Technology in Motion (TiM)

The Technology in Motion (TIM) project aims to develop innovative ICT technologies that facilitate uniform evaluation of motor function and to embed these technologies in medical practice, both in diagnosis and treatment. Affordable RGB-D cameras (such as Microsoft KinectTM) and modern computer-vision techniques are used to perform accurate, markerless tracking of the motion of patients, and machine-learning techniques are developed to characterize each individual patient by means of a “motion phenogram” that captures all key properties of the movements.

These innovative technologies will be used to examine movements of the upper extremity (the arm, hand and fingers) and gait and balance, using Augmented Reality to challenge the patient’s adaptive ability.

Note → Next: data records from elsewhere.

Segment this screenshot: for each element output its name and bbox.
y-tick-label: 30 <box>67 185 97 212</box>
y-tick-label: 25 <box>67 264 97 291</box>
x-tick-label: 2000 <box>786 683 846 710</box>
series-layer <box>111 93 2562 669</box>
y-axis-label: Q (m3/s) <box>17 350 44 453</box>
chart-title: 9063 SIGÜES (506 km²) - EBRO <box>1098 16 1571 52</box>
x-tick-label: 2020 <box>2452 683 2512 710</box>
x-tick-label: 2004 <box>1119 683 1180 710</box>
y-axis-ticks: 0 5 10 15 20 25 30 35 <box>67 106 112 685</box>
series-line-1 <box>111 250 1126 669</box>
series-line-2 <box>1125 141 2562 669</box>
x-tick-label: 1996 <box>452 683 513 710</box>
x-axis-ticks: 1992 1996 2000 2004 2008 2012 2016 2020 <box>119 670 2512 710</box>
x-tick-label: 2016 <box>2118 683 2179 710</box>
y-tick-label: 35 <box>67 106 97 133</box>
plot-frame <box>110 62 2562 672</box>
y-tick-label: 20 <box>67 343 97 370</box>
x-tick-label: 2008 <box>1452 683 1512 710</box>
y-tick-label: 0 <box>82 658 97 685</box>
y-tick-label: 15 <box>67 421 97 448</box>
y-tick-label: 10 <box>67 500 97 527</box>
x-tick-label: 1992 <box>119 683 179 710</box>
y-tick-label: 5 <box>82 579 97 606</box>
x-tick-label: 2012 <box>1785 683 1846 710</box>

This may provide a more sensitive indicator of problems experienced in daily life.

For example, the Interactive Walkway (IWW) does not only allow for collecting various gait parameters (such as walking speed, cadence, step length and step symmetry) during unperturbed walking at a self-selected, comfortable walking speed, but also for assessing various aspects of gait adaptability and gait-environment interactions, including targeted stepping, sudden stopping, time-pressured turning, sudden obstacle negotiation and walking at an imposed speed. Movement-dependent augmented reality (such as visual stepping targets, obstacles, and barriers) is projected on the walking surface, for example to examine whether a patient is able to adequately avoid an obstacle that suddenly appears in the motion path, or to test how robust this  performance is when a cognitive dual task is administered or when distractors are presented.

With these setups for assessment of “upper extremity movements” and “gait and balance” the TIM project aims to further develop low cost setups for unobtrusive, sensitive, reliable and valid quantification of motor (dys)function and contributing motor, sensory and/or cognitive factors. Efficient, unobtrusive, and patient-friendly assessment setups may help physicians and physiotherapists to characterize an individual’s movement pattern, select the optimal strategy for the treatment of a specific patient, and to monitor changes in motor function over time or in response to the selected treatment.